Friday, Sept. 7, 2007 | Fall classes began last week for 35,000 students at San Diego State University. And as those students returned to classes, they returned to a roiling debate over their place as tenants in the neighborhood.
The fight continues for scores of university neighborhood residents and activists rallying against what they call mini-dorms — usually houses holding a half-dozen to 10 students and their accompanying noise, trash and cars.
“It’s probably more of the same,” said Alice Buck, director of a redevelopment project committee in the area. “The parties really do a spike this week. And with the heat, they have all their windows open, [the neighbors] are really attuned to it.”
As the school year heats up, university officials and students, lawmakers and the mini-dorm fighters are back on the ground in a battle that intensified in the summer. The debate re-entered the public consciousness in fall 2006 after reaching a fever pitch.
A law enforcement project to fine tenants and owners for noise and behavior offenses (out-of-control parties) has been picking up steam since it was implemented in April, with police issuing $1,000 administrative citations to at least 55 people in 22 properties since then. Chronic party houses have been banned from throwing parties. In July, the City Council passed a number of measures related to parking, the number of bedrooms and driveway widths designed to limit the development of mini-dorms.
SDSU has announced additions to its master plan that would add nearly 3,000 beds to its on-campus housing stock, nearly doubling the current number.

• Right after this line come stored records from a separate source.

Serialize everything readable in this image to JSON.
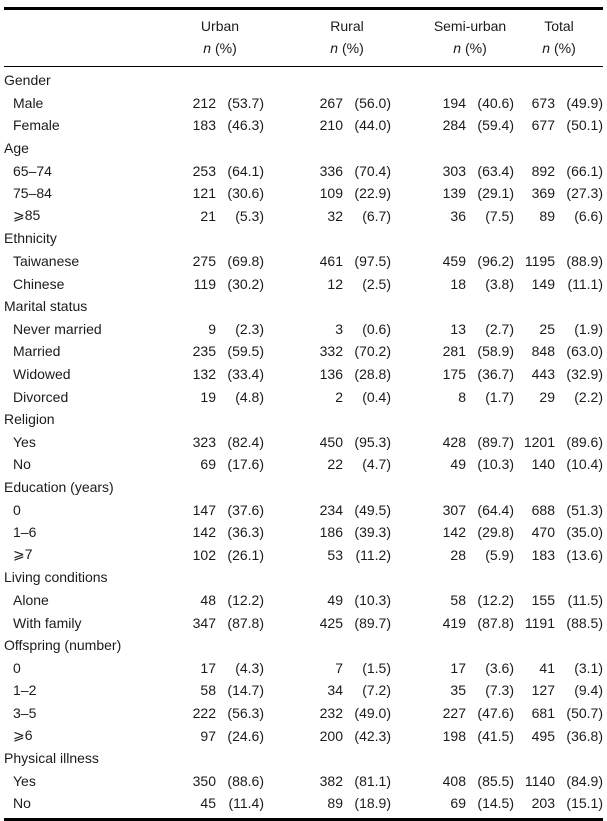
{
  "header": {
    "columns": [
      "Urban",
      "Rural",
      "Semi-urban",
      "Total"
    ],
    "sub_n": "n",
    "sub_pct": "(%)"
  },
  "table": {
    "groups": [
      {
        "label": "Gender",
        "rows": [
          {
            "label": "Male",
            "cells": [
              {
                "n": "212",
                "p": "(53.7)"
              },
              {
                "n": "267",
                "p": "(56.0)"
              },
              {
                "n": "194",
                "p": "(40.6)"
              },
              {
                "n": "673",
                "p": "(49.9)"
              }
            ]
          },
          {
            "label": "Female",
            "cells": [
              {
                "n": "183",
                "p": "(46.3)"
              },
              {
                "n": "210",
                "p": "(44.0)"
              },
              {
                "n": "284",
                "p": "(59.4)"
              },
              {
                "n": "677",
                "p": "(50.1)"
              }
            ]
          }
        ]
      },
      {
        "label": "Age",
        "rows": [
          {
            "label": "65–74",
            "cells": [
              {
                "n": "253",
                "p": "(64.1)"
              },
              {
                "n": "336",
                "p": "(70.4)"
              },
              {
                "n": "303",
                "p": "(63.4)"
              },
              {
                "n": "892",
                "p": "(66.1)"
              }
            ]
          },
          {
            "label": "75–84",
            "cells": [
              {
                "n": "121",
                "p": "(30.6)"
              },
              {
                "n": "109",
                "p": "(22.9)"
              },
              {
                "n": "139",
                "p": "(29.1)"
              },
              {
                "n": "369",
                "p": "(27.3)"
              }
            ]
          },
          {
            "label": "⩾85",
            "cells": [
              {
                "n": "21",
                "p": "(5.3)"
              },
              {
                "n": "32",
                "p": "(6.7)"
              },
              {
                "n": "36",
                "p": "(7.5)"
              },
              {
                "n": "89",
                "p": "(6.6)"
              }
            ]
          }
        ]
      },
      {
        "label": "Ethnicity",
        "rows": [
          {
            "label": "Taiwanese",
            "cells": [
              {
                "n": "275",
                "p": "(69.8)"
              },
              {
                "n": "461",
                "p": "(97.5)"
              },
              {
                "n": "459",
                "p": "(96.2)"
              },
              {
                "n": "1195",
                "p": "(88.9)"
              }
            ]
          },
          {
            "label": "Chinese",
            "cells": [
              {
                "n": "119",
                "p": "(30.2)"
              },
              {
                "n": "12",
                "p": "(2.5)"
              },
              {
                "n": "18",
                "p": "(3.8)"
              },
              {
                "n": "149",
                "p": "(11.1)"
              }
            ]
          }
        ]
      },
      {
        "label": "Marital status",
        "rows": [
          {
            "label": "Never married",
            "cells": [
              {
                "n": "9",
                "p": "(2.3)"
              },
              {
                "n": "3",
                "p": "(0.6)"
              },
              {
                "n": "13",
                "p": "(2.7)"
              },
              {
                "n": "25",
                "p": "(1.9)"
              }
            ]
          },
          {
            "label": "Married",
            "cells": [
              {
                "n": "235",
                "p": "(59.5)"
              },
              {
                "n": "332",
                "p": "(70.2)"
              },
              {
                "n": "281",
                "p": "(58.9)"
              },
              {
                "n": "848",
                "p": "(63.0)"
              }
            ]
          },
          {
            "label": "Widowed",
            "cells": [
              {
                "n": "132",
                "p": "(33.4)"
              },
              {
                "n": "136",
                "p": "(28.8)"
              },
              {
                "n": "175",
                "p": "(36.7)"
              },
              {
                "n": "443",
                "p": "(32.9)"
              }
            ]
          },
          {
            "label": "Divorced",
            "cells": [
              {
                "n": "19",
                "p": "(4.8)"
              },
              {
                "n": "2",
                "p": "(0.4)"
              },
              {
                "n": "8",
                "p": "(1.7)"
              },
              {
                "n": "29",
                "p": "(2.2)"
              }
            ]
          }
        ]
      },
      {
        "label": "Religion",
        "rows": [
          {
            "label": "Yes",
            "cells": [
              {
                "n": "323",
                "p": "(82.4)"
              },
              {
                "n": "450",
                "p": "(95.3)"
              },
              {
                "n": "428",
                "p": "(89.7)"
              },
              {
                "n": "1201",
                "p": "(89.6)"
              }
            ]
          },
          {
            "label": "No",
            "cells": [
              {
                "n": "69",
                "p": "(17.6)"
              },
              {
                "n": "22",
                "p": "(4.7)"
              },
              {
                "n": "49",
                "p": "(10.3)"
              },
              {
                "n": "140",
                "p": "(10.4)"
              }
            ]
          }
        ]
      },
      {
        "label": "Education (years)",
        "rows": [
          {
            "label": "0",
            "cells": [
              {
                "n": "147",
                "p": "(37.6)"
              },
              {
                "n": "234",
                "p": "(49.5)"
              },
              {
                "n": "307",
                "p": "(64.4)"
              },
              {
                "n": "688",
                "p": "(51.3)"
              }
            ]
          },
          {
            "label": "1–6",
            "cells": [
              {
                "n": "142",
                "p": "(36.3)"
              },
              {
                "n": "186",
                "p": "(39.3)"
              },
              {
                "n": "142",
                "p": "(29.8)"
              },
              {
                "n": "470",
                "p": "(35.0)"
              }
            ]
          },
          {
            "label": "⩾7",
            "cells": [
              {
                "n": "102",
                "p": "(26.1)"
              },
              {
                "n": "53",
                "p": "(11.2)"
              },
              {
                "n": "28",
                "p": "(5.9)"
              },
              {
                "n": "183",
                "p": "(13.6)"
              }
            ]
          }
        ]
      },
      {
        "label": "Living conditions",
        "rows": [
          {
            "label": "Alone",
            "cells": [
              {
                "n": "48",
                "p": "(12.2)"
              },
              {
                "n": "49",
                "p": "(10.3)"
              },
              {
                "n": "58",
                "p": "(12.2)"
              },
              {
                "n": "155",
                "p": "(11.5)"
              }
            ]
          },
          {
            "label": "With family",
            "cells": [
              {
                "n": "347",
                "p": "(87.8)"
              },
              {
                "n": "425",
                "p": "(89.7)"
              },
              {
                "n": "419",
                "p": "(87.8)"
              },
              {
                "n": "1191",
                "p": "(88.5)"
              }
            ]
          }
        ]
      },
      {
        "label": "Offspring (number)",
        "rows": [
          {
            "label": "0",
            "cells": [
              {
                "n": "17",
                "p": "(4.3)"
              },
              {
                "n": "7",
                "p": "(1.5)"
              },
              {
                "n": "17",
                "p": "(3.6)"
              },
              {
                "n": "41",
                "p": "(3.1)"
              }
            ]
          },
          {
            "label": "1–2",
            "cells": [
              {
                "n": "58",
                "p": "(14.7)"
              },
              {
                "n": "34",
                "p": "(7.2)"
              },
              {
                "n": "35",
                "p": "(7.3)"
              },
              {
                "n": "127",
                "p": "(9.4)"
              }
            ]
          },
          {
            "label": "3–5",
            "cells": [
              {
                "n": "222",
                "p": "(56.3)"
              },
              {
                "n": "232",
                "p": "(49.0)"
              },
              {
                "n": "227",
                "p": "(47.6)"
              },
              {
                "n": "681",
                "p": "(50.7)"
              }
            ]
          },
          {
            "label": "⩾6",
            "cells": [
              {
                "n": "97",
                "p": "(24.6)"
              },
              {
                "n": "200",
                "p": "(42.3)"
              },
              {
                "n": "198",
                "p": "(41.5)"
              },
              {
                "n": "495",
                "p": "(36.8)"
              }
            ]
          }
        ]
      },
      {
        "label": "Physical illness",
        "rows": [
          {
            "label": "Yes",
            "cells": [
              {
                "n": "350",
                "p": "(88.6)"
              },
              {
                "n": "382",
                "p": "(81.1)"
              },
              {
                "n": "408",
                "p": "(85.5)"
              },
              {
                "n": "1140",
                "p": "(84.9)"
              }
            ]
          },
          {
            "label": "No",
            "cells": [
              {
                "n": "45",
                "p": "(11.4)"
              },
              {
                "n": "89",
                "p": "(18.9)"
              },
              {
                "n": "69",
                "p": "(14.5)"
              },
              {
                "n": "203",
                "p": "(15.1)"
              }
            ]
          }
        ]
      }
    ]
  }
}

That would corral a sizable herd of students out of surrounding neighborhoods and into on-campus housing, where many residents want them.
And the Planning Commission voted Thursday to recommend the City Council approve two amendments to the city code that target the phenomenon. Residents of the SDSU neighborhoods came to speak in favor of the stricter regulations. Those amendments will now move to the City Council for debate.
But obstacles persist for opponents of the controversial housing arrangements. Even those proposals hold some loopholes because of state and federal law that prohibits regulating houses occupied by renters differently than owner-occupied units, and because the city would need to hire more enforcement officers to keep the houses in check at a time when tight budgets mean job losses for many city staff.
And beyond logistics, mini-dorms have some residents so worked up it threatens the idea that they’ll ever be happy to live in the same place where young people live.
“Of course, we all know it’s not just State kids,” said Mitch Younker of El Cerrito. “It’s people partying in the State area. We’ve seen a real focus on the issue at the city level, but more residential homes have been developed (into mini-dorms).”
Some College Area residents have decried a proposed student apartment development on El Cajon Boulevard that would add beds for 900 to 1,000 students because of its proximity to established neighborhoods.
But that concern unfairly transfers the mini-dorm frustration to the new project, said Scott Maloni, spokesman for developer JPI.
“There’s not enough attractive and professionally managed places for students to live,” Maloni said. “They’re not obligated to live on campus.”
The project would extend leases on individual bedrooms to students after they sign behavior agreements, and would have professional management and student resident advisors, a sort of private dorm. He said the company plans to present the project at various community council functions before it approaches the city planners.
“There’s a great deal of misinformation out there,” he said. “But there’s definitely a cross-section of the community that will never be satisfied with its relationship with San Diego State.”
Tom Hanscom, director of media relations for SDSU, said the school’s planned on-campus housing addition will only make sense when students want to live there. The current on-campus housing stock absorbed every student who wanted to live there except about 100 this semester, Hanscom said. School officials helped place those students in off-campus rooms — not in mini-dorms, he emphasized — in the surrounding area.
“We’re considering that you cannot force students to live on campus,” he said.
At the Planning Commission meeting Thursday, planners from the city’s Development Services Department proposed mandating a revocable permit for high-occupancy houses, those housing six or more adults. The permit would cost homeowners about $1,000 annually, and would, among other considerations, tighten parking requirements even more. Possible exceptions would apply for adults without vehicles or driver’s licenses.
The City Attorney’s Office presented plans for a rooming house ordinance that seeks to stop homes from being rented as rooming houses in “residential-single” or, commonly, single-family zones citywide. The ordinance would label homes with at least three bedrooms and three separate leases as commercial enterprises and restrict them to neighborhoods used for multiple uses. If the ordinance is approved, the City Attorney’s Office said the existing mini-dorms that are in single-family zones would have seven years to be phased out.
“It’s just more tools in the toolbox to protect the quality of life” in the single-family neighborhoods, said the deputy city attorney who drafted the ordinance, Marianne Greene.
Amanda Lee, the city planner in charge of the ordinance, said one of the biggest concerns is the addition of staff to cover the enforcement of the ordinances, should the City Council vote to implement them.
“We’re moving away from enforcing measurable codes and putting staff in the position of tracking the number of people in the house, the vehicles, the lease agreements,” she said.
“Certainly, it’ll be difficult to enforce, but I think the residents were appreciative of this step forward with solutions.”